Intel est le premier partenaire industriel à s’engager dans le projet openlab II, qui démarrera en 2006. Avec le CERN, il renforce son partenariat engagé lors d’une première phase industrielle pour la mise en place de l’openlab du CERN. L’accord prévoit l’accès en primeur aux nouveaux processeurs, plates-formes et équipements réseaux d’Intel, ainsi qu’à un ensemble de technologies intégrées de semi-conducteurs de prochaine génération, qu’Intel a baptisé les ‘Ts’ (prononcer ‘tiz’). En complément, Intel assistera le CERN dans le cadre du lancement d’un centre d’interopérabilité de grille de calcul (Grid Interoperability Centre), afin d’évaluer les bénéfices du calcul distribué appliqué à la recherche dans le milieu de la physique des particules et de valider son intégration dans l’infrastructure existante du CERN. Intel ouvrira prochainement au CERN son programme Advanced Computing Center, prévu pour accélérer le développement de nouveaux systèmes de calculs intensifs (HPC) offrant plus de flexibilité et de puissance de calcul. Ainsi que les calculs distribués (grid computing), le calcul intensif (High Performance Computing) et les technologies d’interconnexion des systèmes informatiques (clustering). Les travaux de l’openlab, version 1

Au cours de la première phase de trois ans de l’openlab, les partenaires industriels associés au projet (Intel, Enterasys, IBM, HP et Oracle) ont testé et validé l’opencluster du CERN, composé de plus de 100 serveurs chacun doté de deux processeurs Intel Itanium 2. Ils ont aussi évalué ses performances dans le cadre de la grille de calcul internationale indispensable pour gérer les grandes quantités de données que devraient produire les expériences menées à l’aide du LHC. Prévu pour une mise en exploitation en 2007, ce collisionneur mesure 27 kilomètres de circonférence et générera plus de 10 millions de gigaoctets de données par an. Ces dix-huit derniers mois, l’opencluster du CERN a joué un rôle vital pour la simulation de l’opération, en conditions réelles, du fonctionnement de la grille de calcul du LHC (LHC Computing Grid). Il s’agissait en particulier de relever le défi que représente une contrainte de service matérialisée par un débit soutenu de 600 mégaoctets par seconde (Mo/s) atteint en avril 2005 entre le CERN et sept grands centres d’informatique scientifique dans le monde. Depuis, ces contraintes se sont accentuées, puisque les transmissions de données se prolongent à présent sur plusieurs semaines et concernent 20 centres informatiques dans le monde.

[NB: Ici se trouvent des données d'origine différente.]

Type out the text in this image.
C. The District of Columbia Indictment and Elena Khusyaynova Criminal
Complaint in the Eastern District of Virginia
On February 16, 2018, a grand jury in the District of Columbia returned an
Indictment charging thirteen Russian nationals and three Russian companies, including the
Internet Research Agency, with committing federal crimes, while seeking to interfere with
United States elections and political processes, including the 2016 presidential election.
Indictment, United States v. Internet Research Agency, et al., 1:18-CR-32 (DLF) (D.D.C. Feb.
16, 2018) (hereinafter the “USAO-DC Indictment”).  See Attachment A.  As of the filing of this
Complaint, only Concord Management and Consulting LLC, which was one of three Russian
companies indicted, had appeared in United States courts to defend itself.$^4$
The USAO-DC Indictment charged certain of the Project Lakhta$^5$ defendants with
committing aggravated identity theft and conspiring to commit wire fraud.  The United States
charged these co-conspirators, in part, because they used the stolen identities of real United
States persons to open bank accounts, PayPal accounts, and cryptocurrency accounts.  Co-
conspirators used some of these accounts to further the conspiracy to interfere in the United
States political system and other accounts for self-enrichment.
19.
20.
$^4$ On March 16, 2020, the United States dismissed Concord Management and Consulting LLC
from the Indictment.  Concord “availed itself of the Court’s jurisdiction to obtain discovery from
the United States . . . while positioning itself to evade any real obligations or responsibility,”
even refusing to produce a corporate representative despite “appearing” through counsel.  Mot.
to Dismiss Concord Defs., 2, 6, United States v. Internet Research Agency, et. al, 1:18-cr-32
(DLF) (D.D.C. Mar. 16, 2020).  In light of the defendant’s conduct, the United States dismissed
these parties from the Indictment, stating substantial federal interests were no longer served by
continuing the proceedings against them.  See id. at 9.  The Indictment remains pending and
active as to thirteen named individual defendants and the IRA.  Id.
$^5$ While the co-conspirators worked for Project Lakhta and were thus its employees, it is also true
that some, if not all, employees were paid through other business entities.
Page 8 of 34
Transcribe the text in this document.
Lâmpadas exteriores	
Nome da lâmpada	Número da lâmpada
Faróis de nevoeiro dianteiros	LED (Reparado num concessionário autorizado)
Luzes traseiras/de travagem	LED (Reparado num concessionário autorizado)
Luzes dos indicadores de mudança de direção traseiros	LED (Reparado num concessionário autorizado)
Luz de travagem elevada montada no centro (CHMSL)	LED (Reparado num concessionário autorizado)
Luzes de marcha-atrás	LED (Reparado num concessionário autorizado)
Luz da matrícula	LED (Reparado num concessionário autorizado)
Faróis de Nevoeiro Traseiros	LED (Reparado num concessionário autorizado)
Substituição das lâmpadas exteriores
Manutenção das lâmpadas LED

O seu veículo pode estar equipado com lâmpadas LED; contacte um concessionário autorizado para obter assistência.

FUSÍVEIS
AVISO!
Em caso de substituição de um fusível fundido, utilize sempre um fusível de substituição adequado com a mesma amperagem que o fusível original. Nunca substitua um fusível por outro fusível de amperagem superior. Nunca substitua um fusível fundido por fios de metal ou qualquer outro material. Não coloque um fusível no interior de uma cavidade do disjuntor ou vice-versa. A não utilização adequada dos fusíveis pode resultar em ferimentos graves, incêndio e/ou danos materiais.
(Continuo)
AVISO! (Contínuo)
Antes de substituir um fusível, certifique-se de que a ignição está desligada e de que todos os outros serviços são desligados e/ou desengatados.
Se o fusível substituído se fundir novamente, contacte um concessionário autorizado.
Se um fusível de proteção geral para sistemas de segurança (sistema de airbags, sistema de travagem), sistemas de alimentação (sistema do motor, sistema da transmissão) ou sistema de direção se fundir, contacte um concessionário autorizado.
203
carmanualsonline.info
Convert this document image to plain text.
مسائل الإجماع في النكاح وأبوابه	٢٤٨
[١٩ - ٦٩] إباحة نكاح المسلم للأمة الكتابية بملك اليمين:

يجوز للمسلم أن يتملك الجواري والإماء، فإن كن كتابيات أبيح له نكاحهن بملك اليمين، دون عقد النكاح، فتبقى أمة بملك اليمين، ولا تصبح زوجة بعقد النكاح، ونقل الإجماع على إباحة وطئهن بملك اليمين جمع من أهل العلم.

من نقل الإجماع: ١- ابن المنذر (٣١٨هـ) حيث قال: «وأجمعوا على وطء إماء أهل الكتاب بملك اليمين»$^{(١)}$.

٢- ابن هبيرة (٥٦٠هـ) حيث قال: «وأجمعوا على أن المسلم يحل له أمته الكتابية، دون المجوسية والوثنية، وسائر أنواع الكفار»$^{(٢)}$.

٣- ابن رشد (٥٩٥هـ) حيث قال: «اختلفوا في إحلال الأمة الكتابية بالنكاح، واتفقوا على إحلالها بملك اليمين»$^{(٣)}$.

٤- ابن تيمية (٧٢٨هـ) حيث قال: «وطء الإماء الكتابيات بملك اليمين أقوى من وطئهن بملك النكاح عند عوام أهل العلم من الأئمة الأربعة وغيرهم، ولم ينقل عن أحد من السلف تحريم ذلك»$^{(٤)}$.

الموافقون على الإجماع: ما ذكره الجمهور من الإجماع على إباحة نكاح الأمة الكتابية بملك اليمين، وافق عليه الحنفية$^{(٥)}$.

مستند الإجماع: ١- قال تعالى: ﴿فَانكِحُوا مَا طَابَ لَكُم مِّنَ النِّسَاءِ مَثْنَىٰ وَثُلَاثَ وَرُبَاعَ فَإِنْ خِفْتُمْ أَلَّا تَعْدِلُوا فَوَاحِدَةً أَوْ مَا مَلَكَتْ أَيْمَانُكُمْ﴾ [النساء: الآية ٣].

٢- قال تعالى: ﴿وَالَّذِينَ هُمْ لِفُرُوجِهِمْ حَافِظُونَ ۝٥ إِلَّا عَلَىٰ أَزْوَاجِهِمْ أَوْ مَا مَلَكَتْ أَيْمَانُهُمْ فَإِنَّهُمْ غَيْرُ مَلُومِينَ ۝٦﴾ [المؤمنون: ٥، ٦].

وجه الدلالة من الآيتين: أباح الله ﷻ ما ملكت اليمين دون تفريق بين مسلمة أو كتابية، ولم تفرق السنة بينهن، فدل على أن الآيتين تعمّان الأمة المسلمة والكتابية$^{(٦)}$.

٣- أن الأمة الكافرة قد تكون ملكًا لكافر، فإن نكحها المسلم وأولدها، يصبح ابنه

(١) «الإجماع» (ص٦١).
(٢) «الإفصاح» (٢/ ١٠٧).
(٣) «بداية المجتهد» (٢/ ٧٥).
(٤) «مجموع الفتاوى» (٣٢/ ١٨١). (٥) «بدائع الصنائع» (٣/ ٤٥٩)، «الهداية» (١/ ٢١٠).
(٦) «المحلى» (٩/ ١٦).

Cet opencluster reposant sur du matériel Intel a également permis aux ingénieurs du CERN d’obtenir, dans des délais record, des résultats critiques pour l’optimisation des écoulements de chaleur autour des immenses détecteurs de particules du LHC. Ce défi relevé a ainsi pleinement démontré l’impressionnante puissance de calcul de cet opencluster dédié au CERN.